Aside from the memories conjured up of Siskel and Ebert discussing the nuances of filmmaking on Sneak Previews, it serves as a great reminder of the difference between news and entertainment. And nowhere have the two been more sadly confused than in the realm of finance and investing.
It has been depressing to watch the decay in quality of the once formidable Wall Street Journal (WSJ). Now featuring banner headlines like, “Does my hair make me look old,” and lots of recipes and fashion tips, its legacy as a paragon of serious journalism is dead and buried. It is pretty much impossible to reconcile today’s WSJ with the one described by Warren Phillips in his 2012 autobiography, Newspaperman. The saddest part is how few people seem to realize the loss.
For the individual investor this matters, a lot.

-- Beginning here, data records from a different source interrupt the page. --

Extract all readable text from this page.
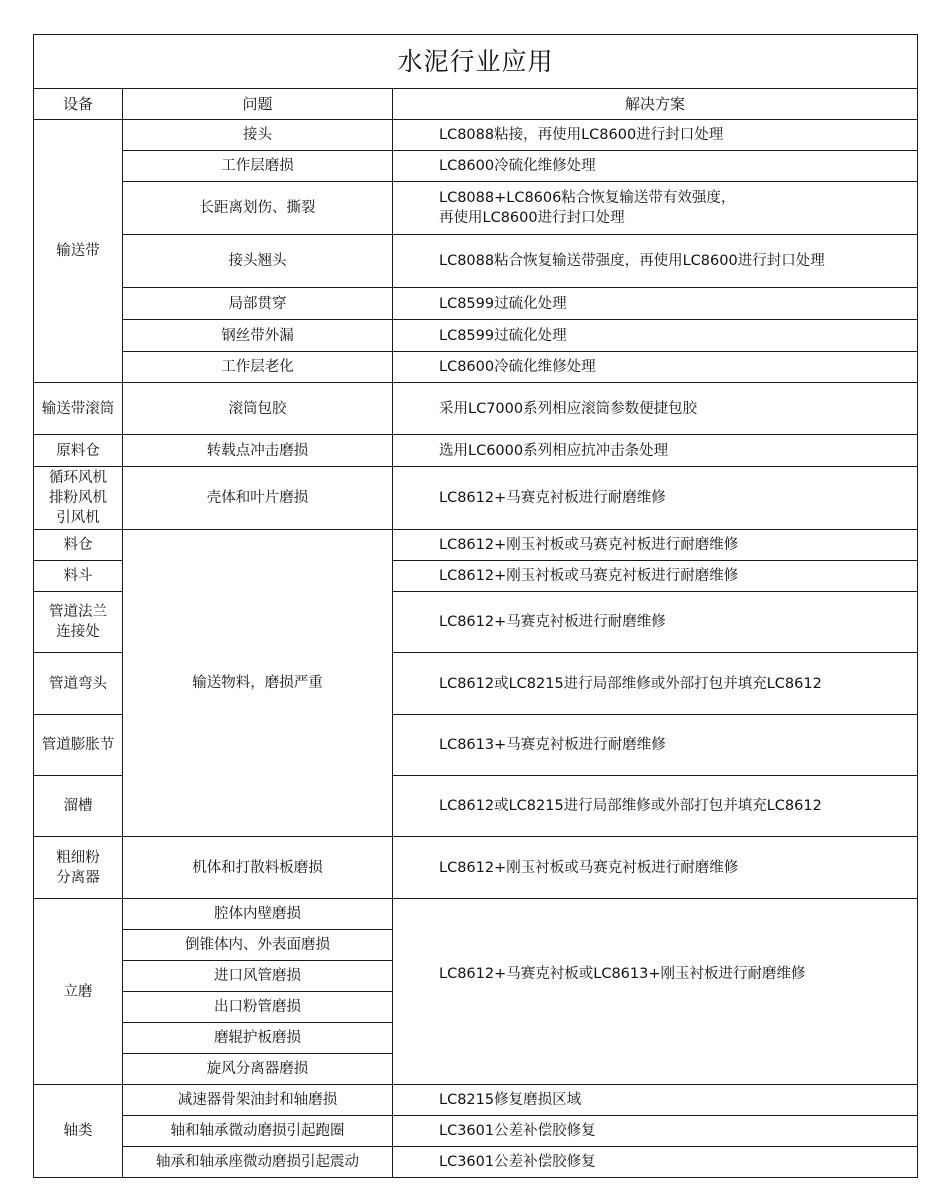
水泥行业应用		
设备	问题	解决方案
输送带	接头	LC8088粘接，再使用LC8600进行封口处理
	工作层磨损	LC8600冷硫化维修处理
	长距离划伤、撕裂	LC8088+LC8606粘合恢复输送带有效强度，
再使用LC8600进行封口处理

	接头翘头	LC8088粘合恢复输送带强度，再使用LC8600进行封口处理
	局部贯穿	LC8599过硫化处理
	钢丝带外漏	LC8599过硫化处理
	工作层老化	LC8600冷硫化维修处理
输送带滚筒	滚筒包胶	采用LC7000系列相应滚筒参数便捷包胶
原料仓	转载点冲击磨损	选用LC6000系列相应抗冲击条处理

循环风机
排粉风机
引风机	壳体和叶片磨损	LC8612+马赛克衬板进行耐磨维修
料仓	输送物料，磨损严重	LC8612+刚玉衬板或马赛克衬板进行耐磨维修
料斗		LC8612+刚玉衬板或马赛克衬板进行耐磨维修

管道法兰
连接处		LC8612+马赛克衬板进行耐磨维修
管道弯头		LC8612或LC8215进行局部维修或外部打包并填充LC8612
管道膨胀节		LC8613+马赛克衬板进行耐磨维修
溜槽		LC8612或LC8215进行局部维修或外部打包并填充LC8612

粗细粉
分离器	机体和打散料板磨损	LC8612+刚玉衬板或马赛克衬板进行耐磨维修
立磨	腔体内壁磨损	LC8612+马赛克衬板或LC8613+刚玉衬板进行耐磨维修
	倒锥体内、外表面磨损	
	进口风管磨损	
	出口粉管磨损	
	磨辊护板磨损	
	旋风分离器磨损	
轴类	减速器骨架油封和轴磨损	LC8215修复磨损区域
	轴和轴承微动磨损引起跑圈	LC3601公差补偿胶修复
	轴承和轴承座微动磨损引起震动	LC3601公差补偿胶修复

I let my subscription to the WSJ expire last year after decades of reading it daily. Frankly, the WSJ had become a bad habit, using up time that could be spent on more productive activities. Much to my surprise, that daily WSJ fix has been replaced with http://www.bloomberg.com. It sure feels like I get better information, and in less time. More focused on business (and politics), the stories behind the headlines tend to be thorough and, on occasion, rather thoughtful.
The point of this rambling is simply a reminder to be mindful of what sources are influencing your thoughts about managing money. There is a lot of meaningless information being bandied about under the guise of “business news” when, if fact, it is nothing of the sort. Let’s face it; the WSJ is just the most blatant example of a storied brand being used to sell inferior products.
On the other hand, as the last bastion of true financial journalism, The Economist is a must read for anyone truly interested in the big picture. As investors, news about individual companies is less important to our decision making than articles providing context for what can influence and impact the decisions we make. An example from a recent issue:
While not in complete agreement with the conclusions, simply thinking about the notions being discussed can only help to improve our ability to manage money. Using the Cypriot banking crisis as a backdrop, the bigger theme is that our savings are constantly being niggled away, often in ways we don’t see or feel.